Since, the resultant force ( R ) is passing through the point C , so the moment of resultant force ( R ) about point C must be zero.

Therefore, according to Varignon’s theorem, the algebraic sum of the moments of forces ( P ) and ( Q ) about point C must also be zero.

So, the position of point C will be such that, the moment of force ( P ) is just equal in magnitude but opposite in direction to the moment of force ( Q ) . This will happen –

1. For like forces – if the point C will lie internal to the line AB .
2. For unlike forces – if the point C will lie external to the line AB as shown in figures.

Now, through point C a line MN is drawn perpendicular to the direction of forces ( P ) and ( Q ) . Let it makes an angle ( \theta ) with the line AB as shown in figure.

Then, from geometry of the figure, we have ( CM = AC \cos \theta ) \ \text {and} \ ( CN = BC \cos \theta )

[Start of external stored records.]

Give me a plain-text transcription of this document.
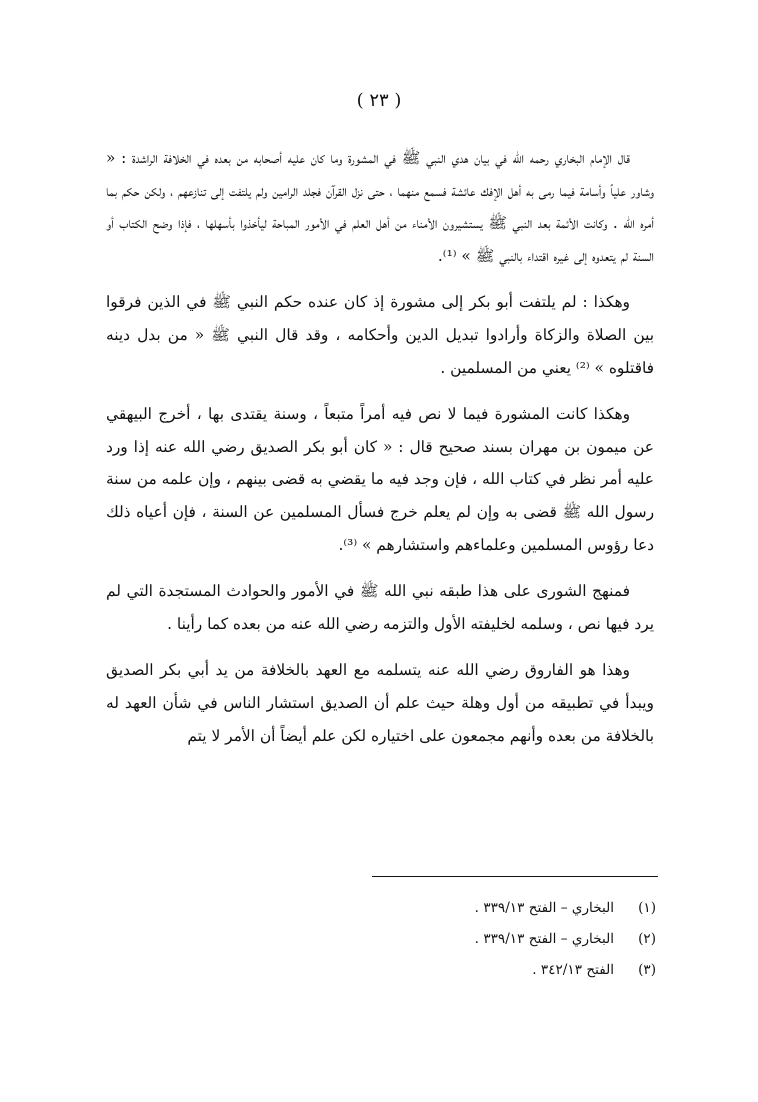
( ٢٣ )

قال الإمام البخاري رحمه الله في بيان هدي النبي ﷺ في المشورة وما كان عليه أصحابه من بعده في الخلافة الراشدة : « وشاور علياً وأسامة فيما رمى به أهل الإفك عائشة فسمع منهما ، حتى نزل القرآن فجلد الرامين ولم يلتفت إلى تنازعهم ، ولكن حكم بما أمره الله . وكانت الأئمة بعد النبي ﷺ يستشيرون الأمناء من أهل العلم في الأمور المباحة ليأخذوا بأسهلها ، فإذا وضح الكتاب أو السنة لم يتعدوه إلى غيره اقتداء بالنبي ﷺ » ⁽¹⁾.

وهكذا : لم يلتفت أبو بكر إلى مشورة إذ كان عنده حكم النبي ﷺ في الذين فرقوا بين الصلاة والزكاة وأرادوا تبديل الدين وأحكامه ، وقد قال النبي ﷺ « من بدل دينه فاقتلوه » ⁽²⁾ يعني من المسلمين .

وهكذا كانت المشورة فيما لا نص فيه أمراً متبعاً ، وسنة يقتدى بها ، أخرج البيهقي عن ميمون بن مهران بسند صحيح قال : « كان أبو بكر الصديق رضي الله عنه إذا ورد عليه أمر نظر في كتاب الله ، فإن وجد فيه ما يقضي به قضى بينهم ، وإن علمه من سنة رسول الله ﷺ قضى به وإن لم يعلم خرج فسأل المسلمين عن السنة ، فإن أعياه ذلك دعا رؤوس المسلمين وعلماءهم واستشارهم » ⁽³⁾.

فمنهج الشورى على هذا طبقه نبي الله ﷺ في الأمور والحوادث المستجدة التي لم يرد فيها نص ، وسلمه لخليفته الأول والتزمه رضي الله عنه من بعده كما رأينا .

وهذا هو الفاروق رضي الله عنه يتسلمه مع العهد بالخلافة من يد أبي بكر الصديق ويبدأ في تطبيقه من أول وهلة حيث علم أن الصديق استشار الناس في شأن العهد له بالخلافة من بعده وأنهم مجمعون على اختياره لكن علم أيضاً أن الأمر لا يتم

(١)البخاري – الفتح ٣٣٩/١٣ .
(٢)البخاري – الفتح ٣٣٩/١٣ .
(٣)الفتح ٣٤٢/١٣ .
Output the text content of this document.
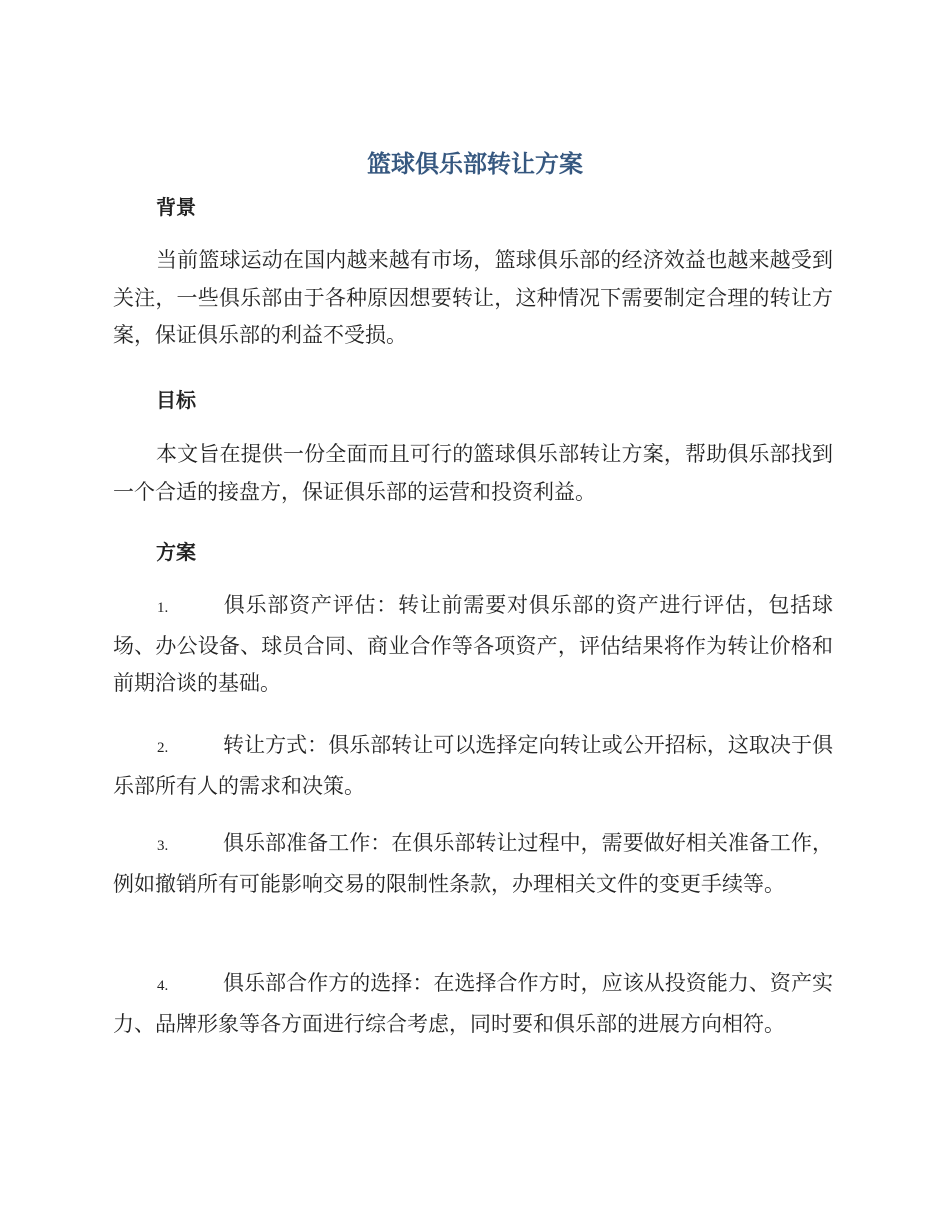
篮球俱乐部转让方案
背景

当前篮球运动在国内越来越有市场，篮球俱乐部的经济效益也越来越受到关注，一些俱乐部由于各种原因想要转让，这种情况下需要制定合理的转让方案，保证俱乐部的利益不受损。

目标

本文旨在提供一份全面而且可行的篮球俱乐部转让方案，帮助俱乐部找到一个合适的接盘方，保证俱乐部的运营和投资利益。

方案

1.	俱乐部资产评估：转让前需要对俱乐部的资产进行评估，包括球场、办公设备、球员合同、商业合作等各项资产，评估结果将作为转让价格和前期洽谈的基础。

2.	转让方式：俱乐部转让可以选择定向转让或公开招标，这取决于俱乐部所有人的需求和决策。

3.	俱乐部准备工作：在俱乐部转让过程中，需要做好相关准备工作，例如撤销所有可能影响交易的限制性条款，办理相关文件的变更手续等。

4.	俱乐部合作方的选择：在选择合作方时，应该从投资能力、资产实力、品牌形象等各方面进行综合考虑，同时要和俱乐部的进展方向相符。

Now, taking the moments of forces about point C , we will get –

P \times CM = Q \times CN

Or, \quad P \times AC \cos \theta = Q \times BC \cos \theta

Dividing both sides by ( \cos \theta ) , we will get –

P \times AC = Q \times BC

Or, \quad \left ( \frac {P}{BC} \right ) = \left ( \frac {Q}{AC} \right )

Therefore, we have got the following conclusions –

1. For like parallel forces – the point C divides the line AB internally in the inverse ratio of magnitude of forces.
2. For unlike parallel forces – the point C divides the line AB externally in the inverse ratio of the magnitude of forces.
3. It is clear that, the position of point C is independent of the inclination of the direction of forces to the line AB .
4. The point C is called the centre of the parallel forces.